Wednesday, January 7, 2015

My Advertising Data Is Better Than Your Advertising Data



My Advertising Data Is Better Than Your Advertising Data
How do YOU find YOUR customers? If you’re like the majority of businesses advertising on social, you’re using the location, age, gender, language, and interest data available to everyone who runs ads on Facebook, Twitter, and LinkedIn. These are great to help set basic guidelines for what ads should be shown to which groups of people. The problem is that groups of people are still individuals with different needs, different timelines, and different consumer journeys. So while all females in Florida aged 18-45 could be targeted with ads for sunblock, the reality is that reaching out to all of them simultaneously means a lowest common denominator ad performs poorly.
Unfortunately, that’s how advertising systems work—advertisers set broad criteria like that and hope the people actually in the market for a sunblock will see their advertising at the right time and choose their brand.

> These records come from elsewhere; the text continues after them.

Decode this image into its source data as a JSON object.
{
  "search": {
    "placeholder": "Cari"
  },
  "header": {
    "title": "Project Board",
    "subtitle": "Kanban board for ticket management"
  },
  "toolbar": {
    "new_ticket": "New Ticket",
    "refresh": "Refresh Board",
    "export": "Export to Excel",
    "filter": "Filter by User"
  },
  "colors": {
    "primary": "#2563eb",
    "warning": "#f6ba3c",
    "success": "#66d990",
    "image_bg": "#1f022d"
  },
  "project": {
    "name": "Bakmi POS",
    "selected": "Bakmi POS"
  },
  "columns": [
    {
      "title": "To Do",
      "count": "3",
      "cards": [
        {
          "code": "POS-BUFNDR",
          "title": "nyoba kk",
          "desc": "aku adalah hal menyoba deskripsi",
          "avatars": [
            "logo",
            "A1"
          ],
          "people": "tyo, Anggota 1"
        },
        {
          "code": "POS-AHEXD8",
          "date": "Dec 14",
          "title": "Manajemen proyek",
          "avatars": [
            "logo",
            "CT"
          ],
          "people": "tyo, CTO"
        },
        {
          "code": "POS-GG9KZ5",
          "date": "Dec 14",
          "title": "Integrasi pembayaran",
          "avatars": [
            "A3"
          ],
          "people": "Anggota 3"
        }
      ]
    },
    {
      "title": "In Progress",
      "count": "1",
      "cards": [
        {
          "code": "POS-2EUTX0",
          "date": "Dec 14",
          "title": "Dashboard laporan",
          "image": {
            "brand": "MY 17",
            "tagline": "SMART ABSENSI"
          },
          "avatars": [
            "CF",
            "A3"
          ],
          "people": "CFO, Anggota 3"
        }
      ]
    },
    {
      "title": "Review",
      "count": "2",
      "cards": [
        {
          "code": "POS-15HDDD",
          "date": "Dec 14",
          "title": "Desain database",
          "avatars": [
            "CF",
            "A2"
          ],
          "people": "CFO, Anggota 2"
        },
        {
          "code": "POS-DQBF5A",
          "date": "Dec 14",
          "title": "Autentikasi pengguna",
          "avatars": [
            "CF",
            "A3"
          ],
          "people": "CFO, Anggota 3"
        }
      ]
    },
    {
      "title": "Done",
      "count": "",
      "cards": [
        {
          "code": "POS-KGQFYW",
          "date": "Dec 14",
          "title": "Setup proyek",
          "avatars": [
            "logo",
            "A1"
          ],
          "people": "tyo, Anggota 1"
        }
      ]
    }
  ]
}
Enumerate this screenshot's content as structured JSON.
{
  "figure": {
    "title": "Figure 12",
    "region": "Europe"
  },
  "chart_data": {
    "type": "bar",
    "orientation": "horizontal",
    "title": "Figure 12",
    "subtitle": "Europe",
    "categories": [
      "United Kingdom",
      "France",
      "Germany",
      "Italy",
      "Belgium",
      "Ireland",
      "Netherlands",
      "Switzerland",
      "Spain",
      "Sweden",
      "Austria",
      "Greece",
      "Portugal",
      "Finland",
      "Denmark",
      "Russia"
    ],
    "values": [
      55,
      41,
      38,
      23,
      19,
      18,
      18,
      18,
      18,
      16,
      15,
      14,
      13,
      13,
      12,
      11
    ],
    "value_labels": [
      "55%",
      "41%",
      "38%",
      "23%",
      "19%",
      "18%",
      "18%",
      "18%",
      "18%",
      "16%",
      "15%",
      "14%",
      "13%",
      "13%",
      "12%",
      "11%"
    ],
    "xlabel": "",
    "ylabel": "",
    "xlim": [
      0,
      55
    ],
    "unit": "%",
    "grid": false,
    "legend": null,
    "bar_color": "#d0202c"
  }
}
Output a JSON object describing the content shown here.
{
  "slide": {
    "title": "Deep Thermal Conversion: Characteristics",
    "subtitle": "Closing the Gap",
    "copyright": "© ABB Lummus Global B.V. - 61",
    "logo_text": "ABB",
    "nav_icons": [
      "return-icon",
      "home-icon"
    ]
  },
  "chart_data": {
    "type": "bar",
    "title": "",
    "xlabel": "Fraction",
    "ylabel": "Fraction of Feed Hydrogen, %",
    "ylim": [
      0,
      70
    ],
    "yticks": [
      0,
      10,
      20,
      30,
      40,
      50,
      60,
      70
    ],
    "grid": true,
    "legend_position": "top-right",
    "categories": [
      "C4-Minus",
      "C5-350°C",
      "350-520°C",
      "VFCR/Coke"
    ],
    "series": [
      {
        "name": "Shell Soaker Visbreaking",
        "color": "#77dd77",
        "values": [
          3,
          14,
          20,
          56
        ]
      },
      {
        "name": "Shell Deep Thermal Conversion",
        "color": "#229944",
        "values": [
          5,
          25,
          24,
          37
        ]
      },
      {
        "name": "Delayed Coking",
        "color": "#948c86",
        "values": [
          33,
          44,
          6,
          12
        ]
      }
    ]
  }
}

It’s a “spray and pray” mentality and it’s wasting a ton of money for brands trying to reach target audiences that are just too broad.
Alternatively, brands are using click-stream data.  This allows advertisers to target buyers based on what they’ve searched on. It’s the same as getting a coupon in the mail AFTER you’ve taken your car in for service…too little, too late.
Once buyers reach your site, the data can get even more frustrating. Maybe you know they filled an ecommerce cart, only to abandon it moments later. Maybe they hovered on two similar objects for a while, without making a purchase. But WHYYYYY??? Your web team can’t tell you that, but don’t blame them, the problem has to do with the data – you’re missing a piece of the puzzle. What if you knew who wanted what before they got to your site? What if you knew which customers were checking out products from the competition? Your marketing team is the solution.
In the past, brands have relied on data that lumps them into broad groups or data that allowed them to predict what a user will do based on their past actions. It’s time, however, to refine that data, putting highly relevant ads in front of buyers as they are making their buying decision, not after the decision is made.
It all comes down to understanding what the customer is tweeting/posting/sharing and responding with the right offer. Sounds simple enough, but actually getting that data requires a fresh way of thinking about advertising. This involves tying together new and different types of targeting criteria, reading content, understanding what’s being said, determining intent, and then delivering the right offer to the right buyer at the right time. Think about it as another check box on the advertising form alongside location, age, gender: “People who have declared their intent to buy products like mine.”
Intent data—using what people are saying across their digital channels to determine what they’re interested in buying—makes this all happen. Having access to that data will help brands truly target better, reducing their advertising spend and giving them a secret weapon in a highly competitive market. The problem is: everything advertisers have ever dreamed about for campaigns has to do with getting more people in the audience. Until now, no one ever stopped to ask if the audience was filled with the right people.